Draußen ist es schon dunkel, doch im Keller des Winzervereins Hagnau brennt noch Licht. Leise Schritte sind zu hören, dann ein Plätschern und Schlürfen. Zwischen den riesigen silbernen Tanks läuft ein Mann, holt immer wieder einen Tankschlüssel aus der Hosentasche und dreht an einem Probierhahn. Unter den Auslauf hält er ein Glas und eine trübe Flüssigkeit kommt heraus. Er schaut das Glas ganz genau an, riecht an der Flüssigkeit und schlürft sie. Mit einem Blick nach oben lässt er die Flüssigkeit auf seinen Gaumen wirken. Der Mann heißt Jochen Sahler und ist Kellermeister beim Winzerverein.

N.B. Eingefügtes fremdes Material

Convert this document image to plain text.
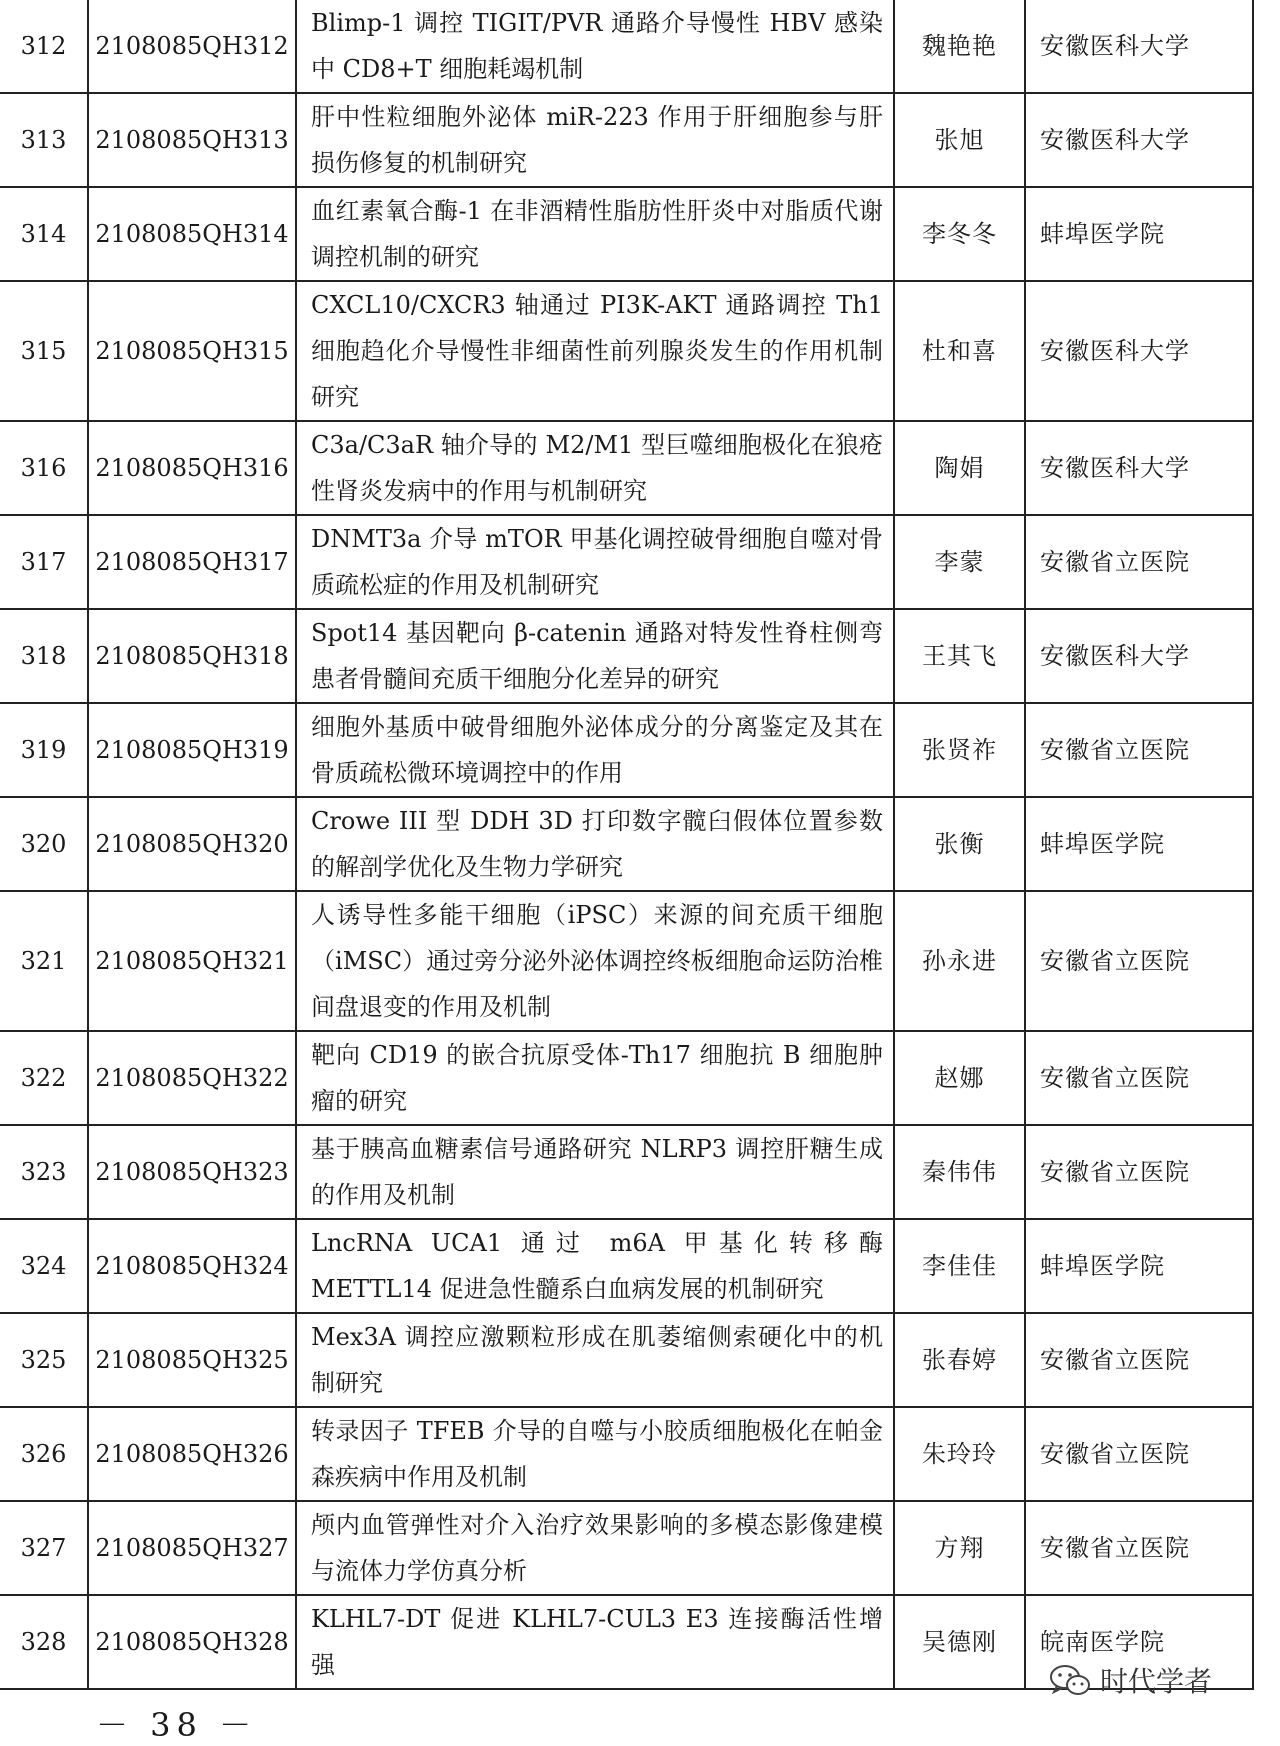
312	2108085QH312	Blimp-1 调控 TIGIT/PVR 通路介导慢性 HBV 感染中 CD8+T 细胞耗竭机制	魏艳艳	安徽医科大学
313	2108085QH313	肝中性粒细胞外泌体 miR-223 作用于肝细胞参与肝损伤修复的机制研究	张旭	安徽医科大学
314	2108085QH314	血红素氧合酶-1 在非酒精性脂肪性肝炎中对脂质代谢调控机制的研究	李冬冬	蚌埠医学院
315	2108085QH315	CXCL10/CXCR3 轴通过 PI3K-AKT 通路调控 Th1 细胞趋化介导慢性非细菌性前列腺炎发生的作用机制研究	杜和喜	安徽医科大学
316	2108085QH316	C3a/C3aR 轴介导的 M2/M1 型巨噬细胞极化在狼疮性肾炎发病中的作用与机制研究	陶娟	安徽医科大学
317	2108085QH317	DNMT3a 介导 mTOR 甲基化调控破骨细胞自噬对骨质疏松症的作用及机制研究	李蒙	安徽省立医院
318	2108085QH318	Spot14 基因靶向 β-catenin 通路对特发性脊柱侧弯患者骨髓间充质干细胞分化差异的研究	王其飞	安徽医科大学
319	2108085QH319	细胞外基质中破骨细胞外泌体成分的分离鉴定及其在骨质疏松微环境调控中的作用	张贤祚	安徽省立医院
320	2108085QH320	Crowe III 型 DDH 3D 打印数字髋臼假体位置参数的解剖学优化及生物力学研究	张衡	蚌埠医学院
321	2108085QH321	人诱导性多能干细胞（iPSC）来源的间充质干细胞（iMSC）通过旁分泌外泌体调控终板细胞命运防治椎间盘退变的作用及机制	孙永进	安徽省立医院
322	2108085QH322	靶向 CD19 的嵌合抗原受体-Th17 细胞抗 B 细胞肿瘤的研究	赵娜	安徽省立医院
323	2108085QH323	基于胰高血糖素信号通路研究 NLRP3 调控肝糖生成的作用及机制	秦伟伟	安徽省立医院
324	2108085QH324	LncRNA UCA1 通过 m6A 甲基化转移酶 METTL14 促进急性髓系白血病发展的机制研究	李佳佳	蚌埠医学院
325	2108085QH325	Mex3A 调控应激颗粒形成在肌萎缩侧索硬化中的机制研究	张春婷	安徽省立医院
326	2108085QH326	转录因子 TFEB 介导的自噬与小胶质细胞极化在帕金森疾病中作用及机制	朱玲玲	安徽省立医院
327	2108085QH327	颅内血管弹性对介入治疗效果影响的多模态影像建模与流体力学仿真分析	方翔	安徽省立医院
328	2108085QH328	KLHL7-DT 促进 KLHL7-CUL3 E3 连接酶活性增强	吴德刚	皖南医学院
－ 38 －
时代学者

Kellermeister Jochen Sahler steht im Weinkeller des Hagnauer Winzervereins.
Kellermeister Jochen Sahler steht im Weinkeller des Hagnauer Winzervereins. | Bild: Jäckle, Reiner

Jetzt ist seine Zeit. Jetzt ist die Zeit, in der er buchstäblich Herr der Weinfässer ist. Er entscheidet, was zu machen oder nicht zu machen ist. „Ich gehe immer wieder abends, wenn ich alleine bin, in den Keller und rieche die Fässer ab, ob ein Böckser dabei ist“, erklärt er. Damit meint er, dass er testet, ob mit dem Wein noch alles in Ordnung ist oder ob er einen unangenehmen Geruch produziert. „Außerdem probiere ich immer wieder, kann meine Gedanken schweifen lassen und überlege, was ich aus dem edlen Tropfen machen kann“, so der Kellermeister weiter. „Gerade, wenn ich alleine bin, kann ich sehr gut einen Plan zurechtlegen, bei welchem Tank wir eingreifen müssen.“ Es geht zum Beispiel darum, den Wein von der Hefe zu trennen.

Jochen Sahler lässt hier einen Wein aus dem Fass zum Probieren.
Jochen Sahler lässt hier einen Wein aus dem Fass zum Probieren. | Bild: Jäckle, Reiner

War die Weinlese bis Mitte Oktober noch eine absolute Teamarbeit von allen Winzern, Wimmlern und Mitarbeitern des Winzervereins, steht nun Jochen Sahler im Weinkeller im Mittelpunkt. Er entscheidet, wann die Gärung gestoppt wird und die weit mehr als 100 Tanks umgefüllt werden müssen. Er sagt, wann der Wein stabilisiert werden sollte und wie lange und vor allem, bei welcher Temperatur der edle Tropfen weiter gären soll. Und er entscheidet, wann es an die Filterung geht.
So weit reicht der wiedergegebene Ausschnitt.